Greenpeace US announced the news earlier this week, stating that PepsiCo’s decision was influenced by its #BreakFreeFromPlastic campaign.

The campaign had united members of the public, charities and investor organisations such as Walden Asset Management and As You Sow, in urging big-name consumer goods and food and drinks brands to withdraw from the PLASTICS Industry Association.

Greenpeace’s specific concern around the association, which was founded in 1937 in a bid to bring together stakeholders across the plastics value chain, was that it was using “fronts” to push back against legislation on banning plastic bags from US states.

According to Greenpeace, the PLASTICS Industry Association had covertly formed a smaller body, called the American Progressive Bag Alliance (APBA), to lobby against plastic bag charges or bans – in contradiction to many of its members’ plastics reduction strategies. ABPA states on its website that fossil-fuel-based plastic bags have less of an environmental impact than their paper, textile and bioplastic counterparts, in terms of energy and water use in manufacturing.

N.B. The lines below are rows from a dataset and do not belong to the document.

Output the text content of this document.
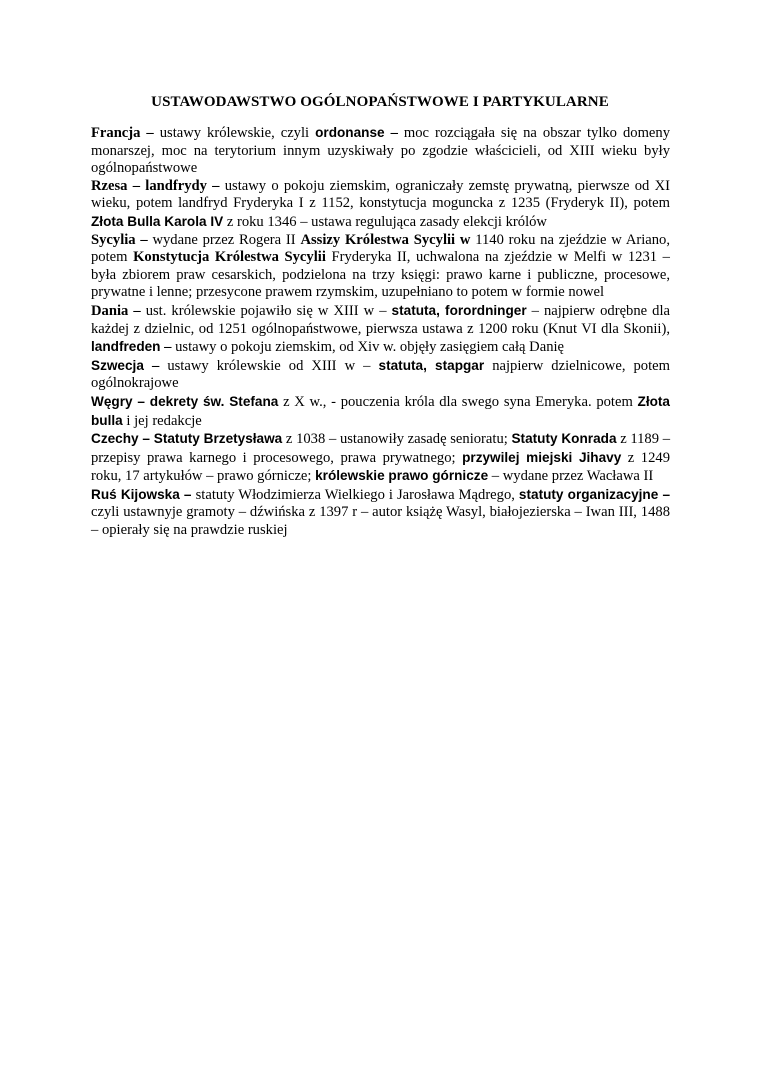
USTAWODAWSTWO OGÓLNOPAŃSTWOWE I PARTYKULARNE

Francja – ustawy królewskie, czyli ordonanse – moc rozciągała się na obszar tylko domeny monarszej, moc na terytorium innym uzyskiwały po zgodzie właścicieli, od XIII wieku były ogólnopaństwowe

Rzesa – landfrydy – ustawy o pokoju ziemskim, ograniczały zemstę prywatną, pierwsze od XI wieku, potem landfryd Fryderyka I z 1152, konstytucja moguncka z 1235 (Fryderyk II), potem Złota Bulla Karola IV z roku 1346 – ustawa regulująca zasady elekcji królów

Sycylia – wydane przez Rogera II Assizy Królestwa Sycylii w 1140 roku na zjeździe w Ariano, potem Konstytucja Królestwa Sycylii Fryderyka II, uchwalona na zjeździe w Melfi w 1231 – była zbiorem praw cesarskich, podzielona na trzy księgi: prawo karne i publiczne, procesowe, prywatne i lenne; przesycone prawem rzymskim, uzupełniano to potem w formie nowel

Dania – ust. królewskie pojawiło się w XIII w – statuta, forordninger – najpierw odrębne dla każdej z dzielnic, od 1251 ogólnopaństwowe, pierwsza ustawa z 1200 roku (Knut VI dla Skonii), landfreden – ustawy o pokoju ziemskim, od Xiv w. objęły zasięgiem całą Danię

Szwecja – ustawy królewskie od XIII w – statuta, stapgar najpierw dzielnicowe, potem ogólnokrajowe

Węgry – dekrety św. Stefana z X w., - pouczenia króla dla swego syna Emeryka. potem Złota bulla i jej redakcje

Czechy – Statuty Brzetysława z 1038 – ustanowiły zasadę senioratu; Statuty Konrada z 1189 – przepisy prawa karnego i procesowego, prawa prywatnego; przywilej miejski Jihavy z 1249 roku, 17 artykułów – prawo górnicze; królewskie prawo górnicze – wydane przez Wacława II

Ruś Kijowska – statuty Włodzimierza Wielkiego i Jarosława Mądrego, statuty organizacyjne – czyli ustawnyje gramoty – dźwińska z 1397 r – autor książę Wasyl, białojezierska – Iwan III, 1488 – opierały się na prawdzie ruskiej
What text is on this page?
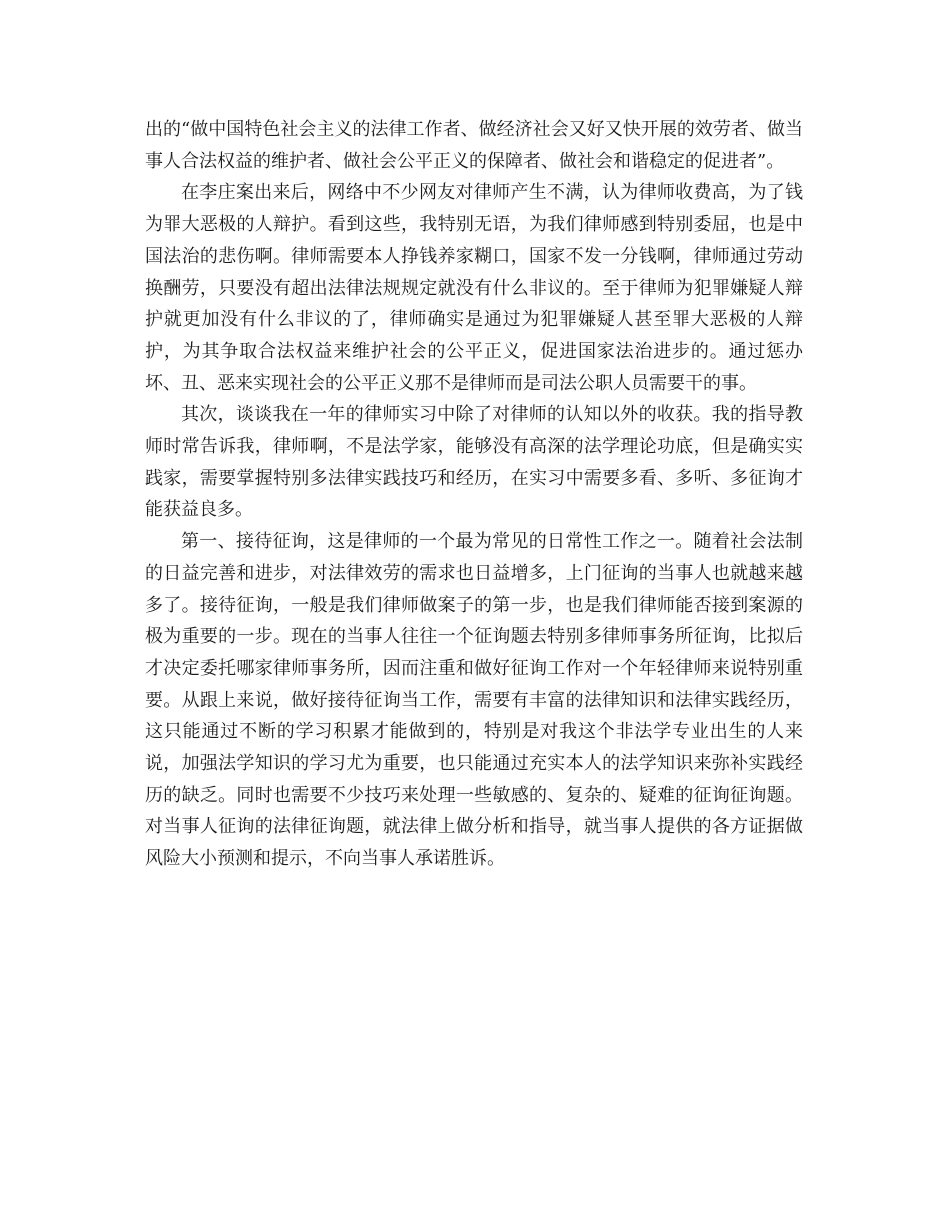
出的“做中国特色社会主义的法律工作者、做经济社会又好又快开展的效劳者、做当事人合法权益的维护者、做社会公平正义的保障者、做社会和谐稳定的促进者”。

在李庄案出来后，网络中不少网友对律师产生不满，认为律师收费高，为了钱为罪大恶极的人辩护。看到这些，我特别无语，为我们律师感到特别委屈，也是中国法治的悲伤啊。律师需要本人挣钱养家糊口，国家不发一分钱啊，律师通过劳动换酬劳，只要没有超出法律法规规定就没有什么非议的。至于律师为犯罪嫌疑人辩护就更加没有什么非议的了，律师确实是通过为犯罪嫌疑人甚至罪大恶极的人辩护，为其争取合法权益来维护社会的公平正义，促进国家法治进步的。通过惩办坏、丑、恶来实现社会的公平正义那不是律师而是司法公职人员需要干的事。

其次，谈谈我在一年的律师实习中除了对律师的认知以外的收获。我的指导教师时常告诉我，律师啊，不是法学家，能够没有高深的法学理论功底，但是确实实践家，需要掌握特别多法律实践技巧和经历，在实习中需要多看、多听、多征询才能获益良多。

第一、接待征询，这是律师的一个最为常见的日常性工作之一。随着社会法制的日益完善和进步，对法律效劳的需求也日益增多，上门征询的当事人也就越来越多了。接待征询，一般是我们律师做案子的第一步，也是我们律师能否接到案源的极为重要的一步。现在的当事人往往一个征询题去特别多律师事务所征询，比拟后才决定委托哪家律师事务所，因而注重和做好征询工作对一个年轻律师来说特别重要。从跟上来说，做好接待征询当工作，需要有丰富的法律知识和法律实践经历，这只能通过不断的学习积累才能做到的，特别是对我这个非法学专业出生的人来说，加强法学知识的学习尤为重要，也只能通过充实本人的法学知识来弥补实践经历的缺乏。同时也需要不少技巧来处理一些敏感的、复杂的、疑难的征询征询题。对当事人征询的法律征询题，就法律上做分析和指导，就当事人提供的各方证据做风险大小预测和提示，不向当事人承诺胜诉。
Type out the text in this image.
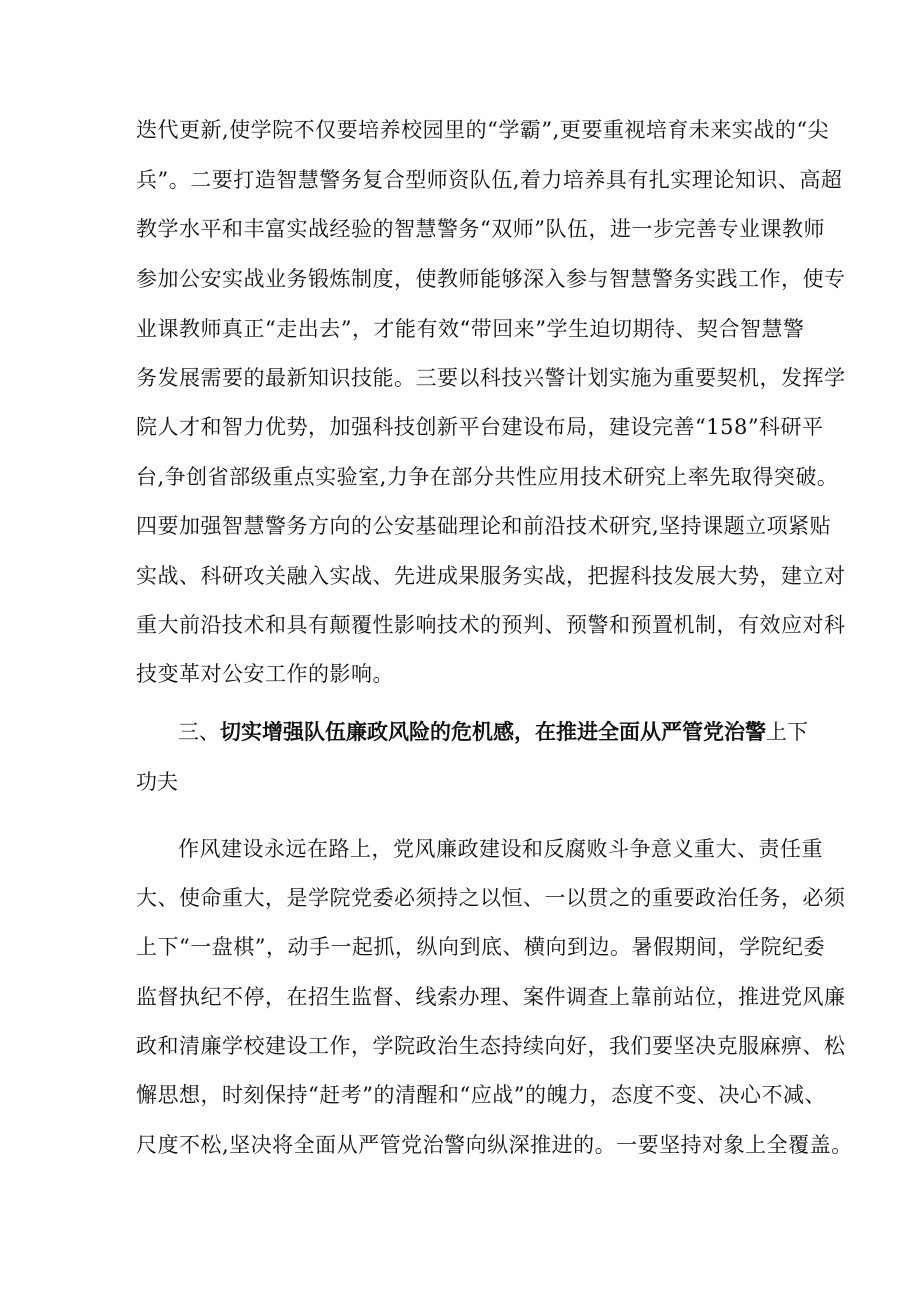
迭代更新,使学院不仅要培养校园里的“学霸”,更要重视培育未来实战的“尖
兵”。二要打造智慧警务复合型师资队伍,着力培养具有扎实理论知识、高超
教学水平和丰富实战经验的智慧警务“双师”队伍，进一步完善专业课教师
参加公安实战业务锻炼制度，使教师能够深入参与智慧警务实践工作，使专
业课教师真正“走出去”，才能有效“带回来”学生迫切期待、契合智慧警
务发展需要的最新知识技能。三要以科技兴警计划实施为重要契机，发挥学
院人才和智力优势，加强科技创新平台建设布局，建设完善“158”科研平
台,争创省部级重点实验室,力争在部分共性应用技术研究上率先取得突破。
四要加强智慧警务方向的公安基础理论和前沿技术研究,坚持课题立项紧贴
实战、科研攻关融入实战、先进成果服务实战，把握科技发展大势，建立对
重大前沿技术和具有颠覆性影响技术的预判、预警和预置机制，有效应对科
技变革对公安工作的影响。
三、切实增强队伍廉政风险的危机感，在推进全面从严管党治警上下
功夫
作风建设永远在路上，党风廉政建设和反腐败斗争意义重大、责任重
大、使命重大，是学院党委必须持之以恒、一以贯之的重要政治任务，必须
上下“一盘棋”，动手一起抓，纵向到底、横向到边。暑假期间，学院纪委
监督执纪不停，在招生监督、线索办理、案件调查上靠前站位，推进党风廉
政和清廉学校建设工作，学院政治生态持续向好，我们要坚决克服麻痹、松
懈思想，时刻保持“赶考”的清醒和“应战”的魄力，态度不变、决心不减、
尺度不松,坚决将全面从严管党治警向纵深推进的。一要坚持对象上全覆盖。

Greenpeace claims that APBA’s lobbying clout was strengthened through work with conservative lobby association the American Legislative Exchange Council (ALEC).

In light of these claims, PepsiCo has announced that it will leave the PLASTICS Industry Association at the end of 2019.

“We do not participate in the policy advocacy work of the association or its subsidiaries, and our membership will conclude at the end of this year,” a PepsiCo spokesperson told Greenpeace.

PepsiCo is notably aiming for 100% of its plastic packaging to be recyclable, reusable or compostable by 2025, and to use 25% recycled content across its plastics portfolio by the same deadline.

Snowball effect?

The move from PepsiCo comes shortly after the Coca-Cola Company decided to cut ties with the PLASTICS Industry Association earlier this year.

At the time, a Coca-Cola spokesperson said that the multinational beverage giant had ended its membership “as a result of positions the organization was taking that were not fully consistent with our commitments and goals”.

On a global scale, Coca-Cola is aiming to collect one bottle or can for every one it sells, in a bid to recycle the equivalent of all of its packaging by 2030. It has also set a 2030 goal to make bottles with an average of 50% recycled content, up from its 2017 rate of 7%.

Several of the company’s bottlers have gone one step further and set more ambitious, region-specific goals. Coca-Cola European Partners (CCEP), for example, is targeting 50% recycled content by 2020, while Coca-Cola Amatil is on track for more than two-thirds of the plastic used in its packaging, by weight, to come from recycled feedstocks by the end of 2020.

Responding to the news, the PLASTICS Industry Association’s interim president and chief executive Patty Long said: “We are aware that several prominent brands that are members of the association have been targeted by a persistent Greenpeace activist campaign to pressure them to leave our association.

“This is unfortunate – consumer brands are integral to making sustainability commitments into realities, by working with their suppliers to make lasting change. 

“Once again, we invite Greenpeace to work with us to help implement meaningful and sustainable advances to improve our environment, such as modernising and expanding recycling infrastructure.”